In other words, students' privacy rights will be invaded and cops brought into the schools.

African American and Latino communities, already plagued by the occupation of their communities by police, would be the main "beneficiaries" of this new policy.

Attacking bilingual education

Under Title III of the proposed Bush blueprint for education, schools in which most students do not speak English as their native language would also be labeled as "non-performing."

There are more than 3 million so-called Limited English Proficient students in the United States. For most Spanish is their first language. Denied the right to be educated in their own languages, these students have to rely on bilingual education programs that conduct classes in two or more languages.

Right wingers and English language chauvinists have always hated bilingual education, insisting that the only legitimate goal of bilingual education is to teach students to speak fluent English. Under the new Bush plan, any bilingual school where most students do not learn to be fluent in English within three years will have their funding cut by 10 percent.

Attacking the unions

An important goal of the Bush proposal is to weaken, if it cannot eliminate, the teachers' unions and other unions in the public schools.

In Title II of the Bush plan, called Improving Teacher Quality, states and school districts are encouraged to use their federal funds "to promote innovative programs such as reforming teacher certification or licensure requirements; alternative certification; tenure reform and merit-based teacher performance systems; differential and bonus pay for teachers in high-need subject areas such as reading, math and science."

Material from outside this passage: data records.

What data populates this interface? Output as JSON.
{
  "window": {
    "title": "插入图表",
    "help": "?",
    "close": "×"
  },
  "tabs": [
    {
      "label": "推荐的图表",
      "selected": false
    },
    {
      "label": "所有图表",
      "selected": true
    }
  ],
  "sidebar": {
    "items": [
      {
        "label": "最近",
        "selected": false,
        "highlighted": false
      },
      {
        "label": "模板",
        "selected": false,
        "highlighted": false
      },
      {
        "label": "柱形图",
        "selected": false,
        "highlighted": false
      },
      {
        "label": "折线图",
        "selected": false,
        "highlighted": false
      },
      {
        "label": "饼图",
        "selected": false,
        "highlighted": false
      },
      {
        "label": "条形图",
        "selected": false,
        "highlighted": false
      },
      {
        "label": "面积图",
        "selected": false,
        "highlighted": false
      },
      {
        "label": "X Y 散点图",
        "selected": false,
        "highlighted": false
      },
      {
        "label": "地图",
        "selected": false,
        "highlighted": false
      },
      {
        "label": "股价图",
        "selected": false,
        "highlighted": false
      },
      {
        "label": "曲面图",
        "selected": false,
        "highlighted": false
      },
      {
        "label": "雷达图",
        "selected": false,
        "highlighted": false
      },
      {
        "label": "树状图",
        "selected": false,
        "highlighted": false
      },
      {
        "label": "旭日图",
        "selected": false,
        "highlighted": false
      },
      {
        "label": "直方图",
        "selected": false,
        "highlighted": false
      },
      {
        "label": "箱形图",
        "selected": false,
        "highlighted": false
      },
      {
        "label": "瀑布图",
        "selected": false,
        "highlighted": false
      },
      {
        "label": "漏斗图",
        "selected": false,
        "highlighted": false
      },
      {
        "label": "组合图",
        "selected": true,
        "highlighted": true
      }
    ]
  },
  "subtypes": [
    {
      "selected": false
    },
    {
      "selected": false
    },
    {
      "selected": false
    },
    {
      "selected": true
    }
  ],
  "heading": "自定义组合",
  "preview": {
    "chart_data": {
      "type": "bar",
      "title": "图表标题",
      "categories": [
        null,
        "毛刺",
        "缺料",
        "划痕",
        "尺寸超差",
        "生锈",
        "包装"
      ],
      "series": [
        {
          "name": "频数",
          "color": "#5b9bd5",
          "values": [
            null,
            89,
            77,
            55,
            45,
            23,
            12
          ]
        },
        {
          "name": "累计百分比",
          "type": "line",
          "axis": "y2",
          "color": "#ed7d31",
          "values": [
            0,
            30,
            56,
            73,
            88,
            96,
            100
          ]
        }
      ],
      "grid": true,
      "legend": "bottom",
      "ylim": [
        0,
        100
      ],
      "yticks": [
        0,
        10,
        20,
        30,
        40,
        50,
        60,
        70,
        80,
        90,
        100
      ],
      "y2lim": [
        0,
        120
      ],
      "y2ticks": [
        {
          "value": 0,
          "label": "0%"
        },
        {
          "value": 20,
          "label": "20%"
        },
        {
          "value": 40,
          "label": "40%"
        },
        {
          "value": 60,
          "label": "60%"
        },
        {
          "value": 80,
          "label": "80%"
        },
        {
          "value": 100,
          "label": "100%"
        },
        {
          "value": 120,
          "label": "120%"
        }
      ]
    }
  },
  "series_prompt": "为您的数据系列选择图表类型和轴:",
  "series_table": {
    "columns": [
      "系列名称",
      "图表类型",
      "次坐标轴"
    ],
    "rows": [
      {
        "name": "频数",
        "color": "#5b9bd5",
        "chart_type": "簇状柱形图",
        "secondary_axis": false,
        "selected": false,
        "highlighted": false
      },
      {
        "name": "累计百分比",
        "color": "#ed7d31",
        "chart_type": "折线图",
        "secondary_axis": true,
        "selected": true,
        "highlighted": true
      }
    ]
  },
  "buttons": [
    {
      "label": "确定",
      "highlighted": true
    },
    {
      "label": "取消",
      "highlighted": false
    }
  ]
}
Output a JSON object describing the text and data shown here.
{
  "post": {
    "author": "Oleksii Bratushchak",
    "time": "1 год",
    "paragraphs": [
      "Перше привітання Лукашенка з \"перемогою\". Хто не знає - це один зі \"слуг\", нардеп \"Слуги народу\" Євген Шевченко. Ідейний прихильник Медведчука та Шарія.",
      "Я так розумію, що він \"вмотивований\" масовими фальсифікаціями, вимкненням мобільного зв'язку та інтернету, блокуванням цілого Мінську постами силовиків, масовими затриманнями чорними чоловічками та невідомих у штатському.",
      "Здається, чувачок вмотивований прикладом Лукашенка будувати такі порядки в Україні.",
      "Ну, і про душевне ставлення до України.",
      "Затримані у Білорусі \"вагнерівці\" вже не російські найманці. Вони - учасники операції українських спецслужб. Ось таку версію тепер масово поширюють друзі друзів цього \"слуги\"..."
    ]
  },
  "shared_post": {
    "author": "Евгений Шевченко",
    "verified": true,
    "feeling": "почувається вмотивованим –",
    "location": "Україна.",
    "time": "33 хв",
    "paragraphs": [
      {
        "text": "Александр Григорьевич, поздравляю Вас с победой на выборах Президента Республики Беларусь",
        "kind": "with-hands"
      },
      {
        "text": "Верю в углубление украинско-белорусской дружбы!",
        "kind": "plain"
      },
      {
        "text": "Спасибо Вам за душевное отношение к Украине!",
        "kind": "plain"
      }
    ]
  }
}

Many of these "innovative programs" are thinly disguised policies to divide teachers. So-called merit pay, for example, purports to reward better teachers by giving them higher pay, thus improving the overall quality of teaching. Since the bonus pay is almost always awarded to individual teachers, it tends to undercut cooperative efforts to improve education, while at the same time it promotes competition among the educational staff.

Experiments with "merit pay" have been shown to have little effect in helping students learn. It has, however often been used to weaken unions by weakening the solidarity among teachers and other workers.

Merit pay is even more ominous in the context of the Bush education proposal. In the plan, 1 percent of the federal money allotted to education would be given to the secretary of education who could, at her or his discretion, give special grants "to states that develop teacher assessment systems that measure teacher performance using gains in student academic achievement."

In other words, teachers would be judged--and paid--according to how well their students performed on standardized tests. Standardized testing would then become the means for labeling teachers as "low performing" along with the schools where they teach.

The public schools for poor and working people are so bad that it is not surprising that many might feel that any alternative might be better. But the severe problems in public schooling in the United States cannot be solved by privatization and market schemes of competition. Children and parents in poor and working-class communities will not benefit if teachers and the unions that represent them are weak.

If carried out, the Bush "blueprint" for education could perhaps destroy the public schools--and leave poor children and their parents with nothing but increased oppression.

The writer recently retired after 33 years in the public school system in the Rochester, N.Y., area, where he was vice president of AFT Local 3118.